Our contribution to the literature is twofold. First, we propose the copula-based GARCH models to elastically describe the volatility and dependence structure of oil and US dollar exchange rate returns. The copula-based GARCH model can be used to capture the probable skewness and leptokurtosis in the oil and exchange rate returns as well as the possibly asymmetric and tail dependence between the oil and exchange rate returns. We find that the symmetric copulas seem superior to the asymmetric copulas in the description of dependence structure between the oil and exchange rate returns, The GARCH model with Student-t copula exhibits better explanatory ability of the oil and USDX futures returns. We also observe that the dependence structure between oil and US dollar exchange rate returns is not very significant before 2003 while becomes negative and descends continuously after 2003.

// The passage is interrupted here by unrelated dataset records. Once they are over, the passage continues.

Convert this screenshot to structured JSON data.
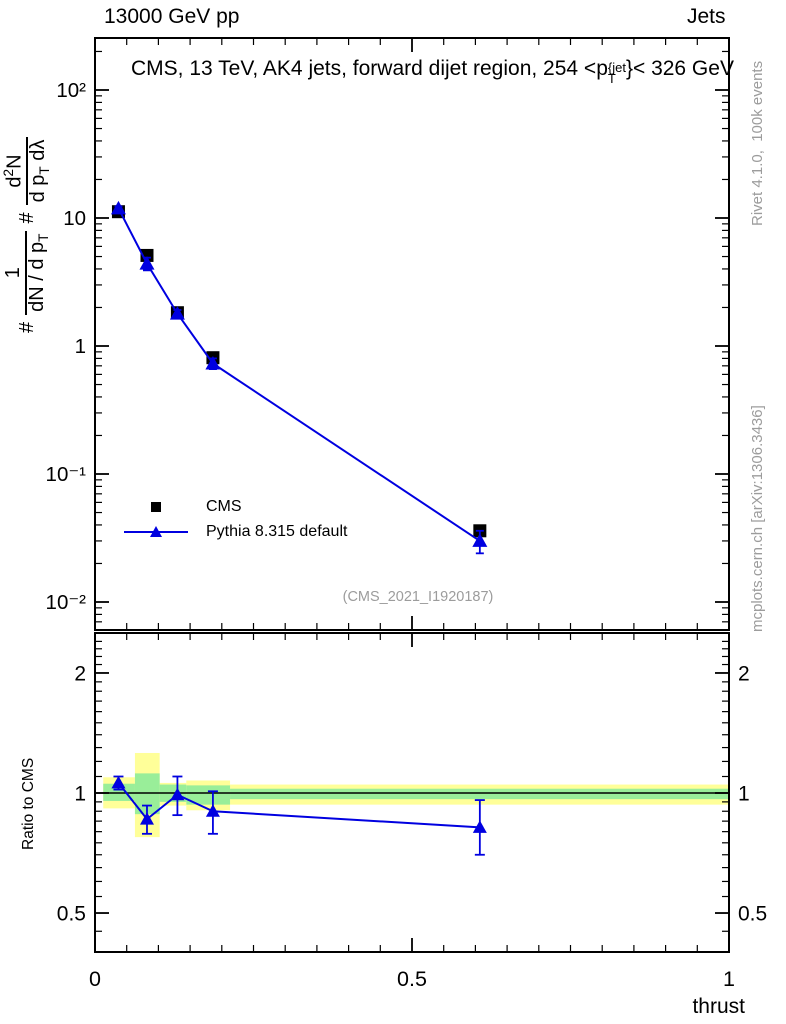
{
  "header": {
    "beam": "13000 GeV pp",
    "analysis_group": "Jets"
  },
  "title": {
    "pre": "CMS, 13 TeV, AK4 jets, forward dijet region, 254 <p",
    "sup": "{jet",
    "sub": "T",
    "post": "}< 326 GeV",
    "plain": "CMS, 13 TeV, AK4 jets, forward dijet region, 254 < p_T^{jet} < 326 GeV"
  },
  "ylabel_formula": {
    "hash1": "#",
    "frac1_num": "1",
    "frac1_den_base": "dN / d p",
    "frac1_den_sub": "T",
    "hash2": "#",
    "frac2_num_base": "d",
    "frac2_num_sup": "2",
    "frac2_num_tail": "N",
    "frac2_den_base": "d p",
    "frac2_den_sub": "T",
    "frac2_den_tail": " dλ"
  },
  "watermarks": {
    "rivet": "Rivet 4.1.0,  100k events",
    "mcplots": "mcplots.cern.ch [arXiv:1306.3436]"
  },
  "legend": {
    "entries": [
      {
        "label": "CMS",
        "marker": "black-square"
      },
      {
        "label": "Pythia 8.315 default",
        "marker": "blue-triangle-line"
      }
    ]
  },
  "ref_label": "(CMS_2021_I1920187)",
  "colors": {
    "cms_black": "#000000",
    "pythia_blue": "#0000e0",
    "band_yellow": "#ffff99",
    "band_green": "#99ee99",
    "watermark_gray": "#9c9c9c"
  },
  "chart_data": {
    "type": "line",
    "title": "CMS, 13 TeV, AK4 jets, forward dijet region, 254 < p_T^{jet} < 326 GeV",
    "xlabel": "thrust",
    "x_range": [
      0,
      1
    ],
    "x_ticks": [
      {
        "v": 0,
        "label": "0"
      },
      {
        "v": 0.5,
        "label": "0.5"
      },
      {
        "v": 1,
        "label": "1"
      }
    ],
    "x_minor_step": 0.05,
    "main_panel": {
      "y_scale": "log",
      "y_range": [
        0.006,
        255
      ],
      "y_ticks": [
        {
          "v": 100,
          "label": "10²"
        },
        {
          "v": 10,
          "label": "10"
        },
        {
          "v": 1,
          "label": "1"
        },
        {
          "v": 0.1,
          "label": "10⁻¹"
        },
        {
          "v": 0.01,
          "label": "10⁻²"
        }
      ],
      "series": [
        {
          "name": "CMS",
          "marker": "square",
          "color": "#000000",
          "x": [
            0.037,
            0.082,
            0.13,
            0.186,
            0.607
          ],
          "y": [
            11.2,
            5.1,
            1.82,
            0.81,
            0.036
          ],
          "yerr": [
            0.35,
            0.18,
            0.06,
            0.03,
            0.002
          ]
        },
        {
          "name": "Pythia 8.315 default",
          "marker": "triangle",
          "color": "#0000e0",
          "line": true,
          "x": [
            0.037,
            0.082,
            0.13,
            0.186,
            0.607
          ],
          "y": [
            11.9,
            4.4,
            1.79,
            0.73,
            0.03
          ],
          "yerr": [
            0.4,
            0.5,
            0.12,
            0.07,
            0.006
          ]
        }
      ]
    },
    "ratio_panel": {
      "ylabel": "Ratio to CMS",
      "y_scale": "log",
      "y_range": [
        0.4,
        2.52
      ],
      "reference_line": 1,
      "y_ticks": [
        {
          "v": 2,
          "label": "2"
        },
        {
          "v": 1,
          "label": "1"
        },
        {
          "v": 0.5,
          "label": "0.5"
        }
      ],
      "bands": [
        {
          "x0": 0.013,
          "x1": 0.063,
          "yellow": [
            0.915,
            1.095
          ],
          "green": [
            0.955,
            1.055
          ]
        },
        {
          "x0": 0.063,
          "x1": 0.102,
          "yellow": [
            0.775,
            1.26
          ],
          "green": [
            0.885,
            1.12
          ]
        },
        {
          "x0": 0.102,
          "x1": 0.144,
          "yellow": [
            0.93,
            1.06
          ],
          "green": [
            0.95,
            1.05
          ]
        },
        {
          "x0": 0.144,
          "x1": 0.213,
          "yellow": [
            0.905,
            1.075
          ],
          "green": [
            0.935,
            1.045
          ]
        },
        {
          "x0": 0.213,
          "x1": 1.0,
          "yellow": [
            0.935,
            1.05
          ],
          "green": [
            0.965,
            1.025
          ]
        }
      ],
      "series": {
        "name": "Pythia 8.315 default / CMS",
        "color": "#0000e0",
        "x": [
          0.037,
          0.082,
          0.13,
          0.186,
          0.607
        ],
        "y": [
          1.06,
          0.86,
          0.99,
          0.9,
          0.82
        ],
        "yerr_lo": [
          0.04,
          0.07,
          0.11,
          0.11,
          0.12
        ],
        "yerr_hi": [
          0.04,
          0.07,
          0.11,
          0.11,
          0.14
        ]
      }
    }
  }
}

Second, rather than statistical criteria, we examine whether the copula-based GARCH models can benefit an investor by implementing an asset allocation strategy. In terms of out-of-sample results, we find that the dynamic strategies based on the copula-based GARCH models outperform the static strategy and other dynamic strategies based on the CCC GARCH and DCC GARCH models, which demonstrates that skewness and leptokurtosis of crude oil and USDX futures returns are economically significant. Furthermore, a more risk-averse investor would be willing to pay higher fees to switch his strategy from the static strategy to the dynamic strategies based on copula-based GARCH models.
The remainder of this paper is organized as follows. In the next section, we introduce the copula-based GARCH models in detail. Section 3 presents the empirical estimation results.
Section 4 introduces an economic evaluation methodology and investigates the out-of-sample forecasts of the copula-based GARCH models. Finally, Section 5 concludes.